Lies Between Us
by
Bobby Derie
by
Bobby Derie
Mara and Emilie shared the flat, and they shared the bed. Mara would bring home French films and they would curl up on the couch and watch them over dinner on the little square plates Emilie had bought, and Emilie would bring home little apparat novels in Russian and English and line them up on a shelf for Mara to borrow. Sometimes in the night the attacks would come, wheezing and gasping for breath, and they would hold each other until the morning light broke across the frozen river out of the east window. Then Emilie would make tea for them both, and it would be all right.
They never asked each other their real names.
Emilie would leave in the mornings, after making tea, and be away most of the day. Mara’s schedule was more erratic; a life lived on the end of a cellphone, gone sometimes for days and lonely nights, coming back bedraggled and tired, letting Emily strip her out of her clothes and draw her into the bath to wash the scents of airports and foreign places off of her. Sometimes even the nights would be stolen from them, and Mara would return and set her overnight bag down next to the empty spot where Emilie’s should be in the closet, where it always was when they were together. Side by side.
They never asked each other about their past.
Once, Mara had come home to find Emilie in the bathroom with the door open, naked to the waist and picking splinters of bone out of her arm with a pair of tweezers in her left hand and making a bit of a mess of it. Neither said anything when Mara came and took over; Emilie just sat with her breasts naked to the air as Mara’s knowing hands washed away the blood, applied the antiseptic, dug out the bits of bone and other shrapnel and laid them in the sea shell on the sink which Emilie had brought home from the beach to hold their soap, and applied a field dressing. When all was done they kissed, and Mara put Emilie to bed.

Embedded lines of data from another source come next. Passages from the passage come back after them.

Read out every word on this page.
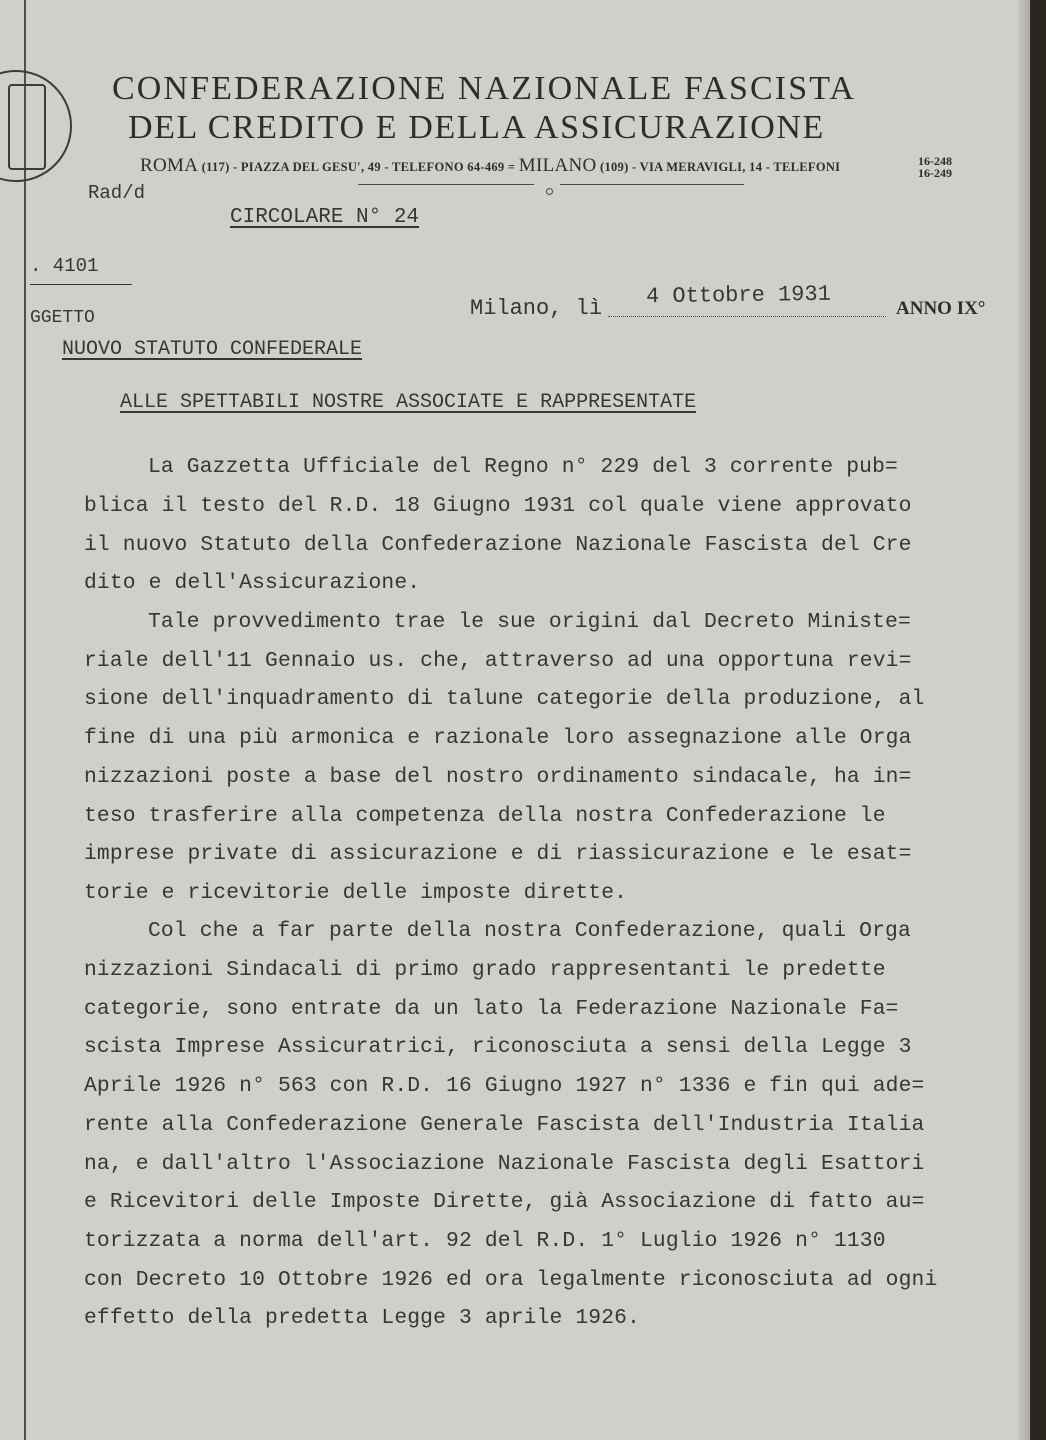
CONFEDERAZIONE NAZIONALE FASCISTA
DEL CREDITO E DELLA ASSICURAZIONE
ROMA (117) - PIAZZA DEL GESU', 49 - TELEFONO 64-469 = MILANO (109) - VIA MERAVIGLI, 14 - TELEFONI	16-248
16-249
Rad/d
CIRCOLARE N° 24
. 4101
GGETTO
NUOVO STATUTO CONFEDERALE
Milano, lì 4 Ottobre 1931	ANNO IX°
ALLE SPETTABILI NOSTRE ASSOCIATE E RAPPRESENTATE
La Gazzetta Ufficiale del Regno n° 229 del 3 corrente pub=
blica il testo del R.D. 18 Giugno 1931 col quale viene approvato
il nuovo Statuto della Confederazione Nazionale Fascista del Cre
dito e dell'Assicurazione.
Tale provvedimento trae le sue origini dal Decreto Ministe=
riale dell'11 Gennaio us. che, attraverso ad una opportuna revi=
sione dell'inquadramento di talune categorie della produzione, al
fine di una più armonica e razionale loro assegnazione alle Orga
nizzazioni poste a base del nostro ordinamento sindacale, ha in=
teso trasferire alla competenza della nostra Confederazione le
imprese private di assicurazione e di riassicurazione e le esat=
torie e ricevitorie delle imposte dirette.
Col che a far parte della nostra Confederazione, quali Orga
nizzazioni Sindacali di primo grado rappresentanti le predette
categorie, sono entrate da un lato la Federazione Nazionale Fa=
scista Imprese Assicuratrici, riconosciuta a sensi della Legge 3
Aprile 1926 n° 563 con R.D. 16 Giugno 1927 n° 1336 e fin qui ade=
rente alla Confederazione Generale Fascista dell'Industria Italia
na, e dall'altro l'Associazione Nazionale Fascista degli Esattori
e Ricevitori delle Imposte Dirette, già Associazione di fatto au=
torizzata a norma dell'art. 92 del R.D. 1° Luglio 1926 n° 1130
con Decreto 10 Ottobre 1926 ed ora legalmente riconosciuta ad ogni
effetto della predetta Legge 3 aprile 1926.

They never asked each other who they worked for.
Once, Emilie walked in as Mara was cleaning her handguns on the kitchen table—small things that might fit in a pocket or a purse, each of which could fit in a three inch square. Mara didn’t look up as Emilie went into their bedroom, didn’t look up until Em laid her own weapon down and began to dissemble it. Then Mara raised an eyebrow, and Emilie beamed her slight, tight-lipped smile, and they had something else they could do in front of each other, something else to talk and discuss and laugh about at afternoons and after midnight when neither one could sleep.

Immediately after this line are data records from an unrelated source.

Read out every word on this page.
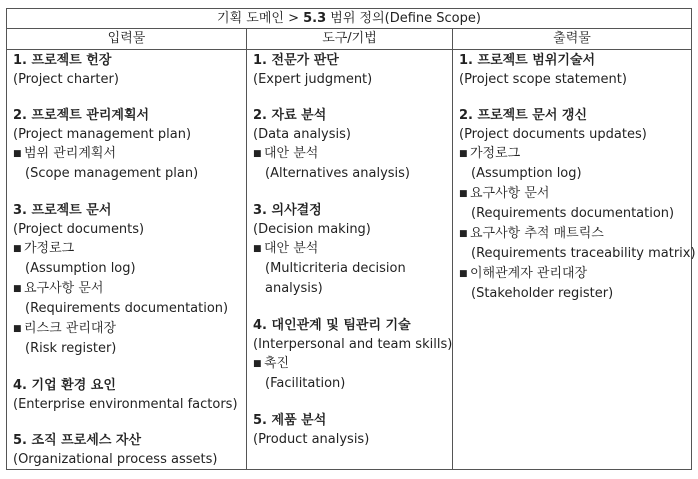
기획 도메인 > 5.3 범위 정의(Define Scope)
입력물	도구/기법	출력물
1. 프로젝트 헌장
(Project charter)
2. 프로젝트 관리계획서
(Project management plan)
■ 범위 관리계획서
(Scope management plan)
3. 프로젝트 문서
(Project documents)
■ 가정로그
(Assumption log)
■ 요구사항 문서
(Requirements documentation)
■ 리스크 관리대장
(Risk register)
4. 기업 환경 요인
(Enterprise environmental factors)
5. 조직 프로세스 자산
(Organizational process assets)
1. 전문가 판단
(Expert judgment)
2. 자료 분석
(Data analysis)
■ 대안 분석
(Alternatives analysis)
3. 의사결정
(Decision making)
■ 대안 분석
(Multicriteria decision analysis)
4. 대인관계 및 팀관리 기술
(Interpersonal and team skills)
■ 촉진
(Facilitation)
5. 제품 분석
(Product analysis)
1. 프로젝트 범위기술서
(Project scope statement)
2. 프로젝트 문서 갱신
(Project documents updates)
■ 가정로그
(Assumption log)
■ 요구사항 문서
(Requirements documentation)
■ 요구사항 추적 매트릭스
(Requirements traceability matrix)
■ 이해관계자 관리대장
(Stakeholder register)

They never spoke about what they did.
The week of the embassy bombings was hectic for both of them. The apartment was empty most of the time, both overnight bags gone from the closet. Emilie came home first, when the curfews were over and the alert downgraded, and spent the nights and days watching the news, the manhunts, and hugging Mara’s pillow, smelling her. She didn’t pray, because Emilie had ceased to pray a long time ago, but she hoped. When Mara finally staggered in, haggard and rough, Em cried silly tears and held her on the couch until they both fell asleep. There were sirens in the city that night, and gunshots, but it never broke the peace of the flat.
They never spoke about the future.
Emilie had brought a man home. His scent was in their bed, the condom floating in the toilet. Mara took in the mussed sheets on the unmade bed, the wet spot, the mocking emptiness where Emilie’s overnight bag should have been, in the closet. Mara sat on the bed and did not cry, and did not know if she should wait, or for how long. It was night when Em returned, and she sat down next to Mara on the bed. Emilie took Mara’s hand in hers, and Mara let her. Mara set her head on Emilie’s shoulder, and Em let her. They stayed like that for a long time.
“I can’t.” Em said.
“I know.” Mara said.
“It wasn’t…” Em scrunched up her face. “I should have found a hotel.”
“No.” Mara said. “You needed a place. Somewhere lived in.”
“There was nowhere else.”
Mara squeezed her hand. “I’m glad.”
In the spring the winter thawed and ran fluid again, and they took a long vacation at a cold, pebbly beach away from it all, and laughed at movies and shared their books and cleaned their guns. Then they came home, and Mara’s cellphone rang.
“You better answer it.”
Emilie packed Mara’s going away bag, and gave it to her with a kiss as she left.